The toughest job in America today belongs to NPR ombudsman Elizabeth Jensen, who will have to come up with a plausible explanation for why NPR’s Morning Edition decided to give nearly 7 minutes of precious airtime this morning to the xenophobic Patrick Buchanan.
Host Steve Inskeep, in a tweet this morning, suggested it was compelling radio.
— Steve Inskeep (@NPRinskeep) May 5, 2016
Inskeep is wrong on a grand scale. Buchanan has no standing to hijack seven minutes of national radio time unless someone somewhere believes he’s a legitimate substitute for Trump, who has refused all attempts by NPR to appear on the network, a monumentally stupid decision that ignores the reality that in a vacuum, other voices will fill the space and define a campaign, however questionable the legitimacy .

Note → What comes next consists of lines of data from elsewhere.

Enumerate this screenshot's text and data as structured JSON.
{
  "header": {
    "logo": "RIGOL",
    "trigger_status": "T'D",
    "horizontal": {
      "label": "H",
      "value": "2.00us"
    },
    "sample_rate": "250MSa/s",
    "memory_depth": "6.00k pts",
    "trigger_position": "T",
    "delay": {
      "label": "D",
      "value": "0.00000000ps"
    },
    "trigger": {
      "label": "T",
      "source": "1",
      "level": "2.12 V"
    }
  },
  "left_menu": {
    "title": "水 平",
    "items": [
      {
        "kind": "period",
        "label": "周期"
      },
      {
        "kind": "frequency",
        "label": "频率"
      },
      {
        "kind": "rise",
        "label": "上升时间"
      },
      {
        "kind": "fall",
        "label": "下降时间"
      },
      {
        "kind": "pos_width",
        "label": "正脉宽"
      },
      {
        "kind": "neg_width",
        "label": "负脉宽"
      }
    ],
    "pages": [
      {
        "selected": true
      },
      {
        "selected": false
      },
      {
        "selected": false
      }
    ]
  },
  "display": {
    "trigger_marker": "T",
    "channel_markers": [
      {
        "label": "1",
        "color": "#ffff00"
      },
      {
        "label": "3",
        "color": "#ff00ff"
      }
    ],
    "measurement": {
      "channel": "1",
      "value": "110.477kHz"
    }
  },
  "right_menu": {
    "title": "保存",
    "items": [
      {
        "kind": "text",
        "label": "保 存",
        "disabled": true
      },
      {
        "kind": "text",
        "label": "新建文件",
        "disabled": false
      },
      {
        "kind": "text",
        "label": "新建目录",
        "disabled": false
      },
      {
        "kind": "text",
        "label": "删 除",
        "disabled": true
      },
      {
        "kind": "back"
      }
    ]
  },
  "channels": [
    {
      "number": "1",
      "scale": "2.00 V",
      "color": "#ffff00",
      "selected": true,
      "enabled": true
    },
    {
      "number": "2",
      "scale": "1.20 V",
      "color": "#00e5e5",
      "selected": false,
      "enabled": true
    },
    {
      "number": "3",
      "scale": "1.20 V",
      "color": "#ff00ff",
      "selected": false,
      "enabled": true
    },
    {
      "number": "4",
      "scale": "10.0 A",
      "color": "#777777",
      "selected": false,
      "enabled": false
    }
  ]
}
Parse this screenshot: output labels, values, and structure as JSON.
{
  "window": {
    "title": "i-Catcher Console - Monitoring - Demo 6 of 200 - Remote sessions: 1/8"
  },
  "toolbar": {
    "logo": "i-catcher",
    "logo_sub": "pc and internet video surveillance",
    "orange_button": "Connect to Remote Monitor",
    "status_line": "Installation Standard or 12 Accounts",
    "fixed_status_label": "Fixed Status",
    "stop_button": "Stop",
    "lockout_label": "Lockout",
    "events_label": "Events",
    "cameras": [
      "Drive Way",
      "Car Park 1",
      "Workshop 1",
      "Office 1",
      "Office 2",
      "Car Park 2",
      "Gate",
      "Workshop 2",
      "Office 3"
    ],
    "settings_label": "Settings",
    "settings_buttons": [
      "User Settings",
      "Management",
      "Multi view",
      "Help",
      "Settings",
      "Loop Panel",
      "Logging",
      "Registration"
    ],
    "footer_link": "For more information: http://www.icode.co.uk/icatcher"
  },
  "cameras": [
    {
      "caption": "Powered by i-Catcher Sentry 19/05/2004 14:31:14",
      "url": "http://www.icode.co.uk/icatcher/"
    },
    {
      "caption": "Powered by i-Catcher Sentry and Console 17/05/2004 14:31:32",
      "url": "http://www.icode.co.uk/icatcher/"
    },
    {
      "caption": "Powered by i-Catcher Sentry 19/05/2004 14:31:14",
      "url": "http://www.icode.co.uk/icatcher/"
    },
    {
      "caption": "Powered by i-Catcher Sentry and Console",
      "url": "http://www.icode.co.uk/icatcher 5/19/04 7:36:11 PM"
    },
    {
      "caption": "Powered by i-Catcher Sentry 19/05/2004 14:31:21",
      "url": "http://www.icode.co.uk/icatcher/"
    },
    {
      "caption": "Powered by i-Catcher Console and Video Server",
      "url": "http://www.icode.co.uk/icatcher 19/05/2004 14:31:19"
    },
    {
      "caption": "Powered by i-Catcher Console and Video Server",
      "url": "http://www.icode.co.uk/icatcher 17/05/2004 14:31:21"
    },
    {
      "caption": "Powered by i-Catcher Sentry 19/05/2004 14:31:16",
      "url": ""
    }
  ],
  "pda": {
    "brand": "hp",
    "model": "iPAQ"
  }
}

Allowing that, however, is a journalistically questionable position, particularly when today’s interview consisted primarily of Buchanan being given free rein to do the victory lap he was denied in the ’90s. In other words: Buchanan is irrelevant and given a country full of people to interview, why turn to the same voices of politics past if the goal is to provide clarity, analysis, and insight of politics present?
Inskeep said only that Buchanan “was one [Trump’s] earliest backers.”
But his co-host concentrated on a book Buchanan wrote 12 years ago in which he raised concerns about an America in which the majority of the population is non-white.
“I look at Europe and I see peoples everywhere at each others’ throats over issues of ethnicity and identity,” Buchanan said. “Again, the United States of America… had high immigration from 1890 to 1920. Then we had a timeout where all those folks from Eastern and Southern Europe were assimilated. They learned English. I went to school with the sons and daughters of these folks and we created a really united country where 97 percent of the country spoke English in 1970. Now, in half the homes in California, people speak a language other than English in their own homes. Anybody who believes that a country can be maintained that has no ethnic core to it, or no linguistic core, is naive in the extreme.”
“But you understand how that language feels very….” host Rene Montagne said, beginning her question.
“I don’t care how that language sits with people. My job is not to make people happy. It’s to tell the truth as I see it,” Buchanan interrupted.
Which brought up the obvious question for the listeners. What exactly was Buchanan’s job on an NPR interview? Was he speaking for Trump? If not — and the question was never answered by the show hosts — why did Buchanan’s views merit amplification if not to create the impression that he was Trump’s surrogate on the matter?
“What you are laying out is an America that is white or…” Montagne persisted.
“It’s an America like the country I grew up in, which was a pretty good country,” Buchanan said, suggesting the country agrees by virtue of Donald Trump’s victories.
Unquestionably, there is plenty of evidence that some xenophobes and racists are attracted to Trump. But the interview seemed to frame NPR’s approach to the coming general election, and ignores — if you listen to the comments of political experts not named Buchanan — other reasons for Trump’s popularity.
And Trump’s opponents would be only too thrilled to have the campaign framed in exactly the way NPR framed it with today’s interview.
But this reliance on the usual suspects is also the sort of approach to national political coverage that earned the scorn of media watcher Jim Rutenberg in today’s New York Times.
“National political journalism… has too often lost sight of its primary directives in this election season: to help readers and viewers make sense of the presidential chaos; to reduce the confusion, not add to it; to resist the urge to put ratings, clicks and ad sales above the imperative of getting it right,” he said.
You don’t do that by culling through the Rolodex looking for the hacks of failed campaigns past who’ve never met a microphone they didn’t like.
How do you do it? Rutenberg provided a road map.
That’s all the more reason in the coming months to be as sharply focused on the data we don’t have as we are on the data we do have (and maybe watching out for making any big predictions about the fall based on the polling of today). But a good place to start would be to get a good night’s sleep, and then talk to some voters.
In such an important election, we deserve more intelligent and thoughtful coverage than self-anointed surrogates and seven minutes of Patrick Buchanan on a soap box.